My reasoning here is this: If you’re an inexperienced user who’s going for openSUSE because it’s a quality and user-friendly distro, you’re going to use the defaults when you don’t know otherwise as you trust the installer knows what’s best. If you’re an advanced user or corporation, and thus need features like snapshotting explicitly, you’re expected to be technically experienced enough to know what btrfs is and how to tick the “snapshots” checkbox. Defaulting to the safer ext4 thus makes most sense to me.

I assume SLE (IIRC the more formal and commercial version of SUSE for enterprises) has its own installer with different settings. For it snapshots as a default make more sense. Though at the same time they don’t, as seeing how unstable both btrfs and snapper are I assume it’s a matter of time until some company is going to eventually sue the SUSE team for losing their data due to an accident similar to mine.

I know btrfs has been in development for many years, which is one reason why I trusted that nothing could go wrong. I was surprised too, but only 3 days of using it proved me that it’s both too performance costly and can easily become corrupted.

I’m sure the same behavior exists with both Leap and Tumbleweed. Leap 15 is the latest version which I believe is only a few months behind TW. Thus I don’t think a lot of things have changed and the upgrade wasn’t that heavy.

Hi
Just to be clear, your issue is with snapper, not the btrfs filesystem, your upgrade method seems to me to be an edge case, I’ve been running btrfs for many years now and the only real problems I had with it’s introduction was the number of snapshots kept, which was an easy fix by changing the configuration file.

I’ll be upgrading my SLED 12 SP3 system soon, which will be it’s third SP migration, this system has a 60GB OCZ SSD, I don’t expect any issues…

From what I could tell, snapper was responsible for the high resource usage, however btrfs breakage is what caused the machine to stop booting entirely. Sadly that blurry photo is all I could capture of the errors before I had to reinstall, so it’s not easy to analyze exactly what was blocking it after things broke.

Personally I have had no issues with either btrfs or snapper after I increased the size of the btrfs partition from the recommended size to 224 GB on my intel ssd. It has been a while but I believe the install went with a 40GB partion, which was too small for snapshots.
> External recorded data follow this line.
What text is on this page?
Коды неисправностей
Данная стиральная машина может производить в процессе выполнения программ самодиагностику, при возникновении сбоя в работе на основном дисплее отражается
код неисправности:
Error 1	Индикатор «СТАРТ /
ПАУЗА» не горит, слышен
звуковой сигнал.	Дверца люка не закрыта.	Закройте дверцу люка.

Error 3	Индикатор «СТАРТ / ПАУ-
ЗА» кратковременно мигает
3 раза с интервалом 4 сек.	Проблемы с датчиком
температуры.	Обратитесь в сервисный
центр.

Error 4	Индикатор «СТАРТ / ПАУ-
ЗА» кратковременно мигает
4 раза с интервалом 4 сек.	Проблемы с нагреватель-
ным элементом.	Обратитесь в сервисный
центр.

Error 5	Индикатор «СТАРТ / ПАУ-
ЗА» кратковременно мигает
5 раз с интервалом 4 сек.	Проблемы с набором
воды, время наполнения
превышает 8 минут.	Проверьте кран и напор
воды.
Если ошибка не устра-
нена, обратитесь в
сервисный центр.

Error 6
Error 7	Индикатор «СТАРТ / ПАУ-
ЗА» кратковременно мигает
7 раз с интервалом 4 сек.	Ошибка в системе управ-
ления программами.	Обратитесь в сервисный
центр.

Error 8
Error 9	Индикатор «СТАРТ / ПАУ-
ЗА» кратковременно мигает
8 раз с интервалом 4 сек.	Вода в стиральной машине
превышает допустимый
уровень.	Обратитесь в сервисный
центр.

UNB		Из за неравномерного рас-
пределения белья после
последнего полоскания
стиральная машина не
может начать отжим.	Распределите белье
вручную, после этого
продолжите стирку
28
Over the years (my first hard drive was a 20 MB Seagate added to an PC XT compatible circa 1989) I have experieced failure to boot after a hard reset only once and that was on a Windows machine (Vista or 7). But if you have to do a hard reset you should delay doing it as long as unreasonably possible and cross your fingers. The weakness is not the disk format type, it is interrupting the writing of data to the disk at an unfortunate time.

Using different flavours of Linux over the last 15+ years I have been burned several times after updates that had me looking for boot disks and google to recover without reinstalling, and not always successfully. With Tumbleweed I have also had a few of those situations, but so far btrfs and snapper have always saved the day.

This is rather long winded but I wanted to explain why I disagree wth the title of this topic, particularly with Tumbleweed which can experience as many as 5 updates a week.

I don’t think much more can be added here without repeating eachother, so I’ll close the thread.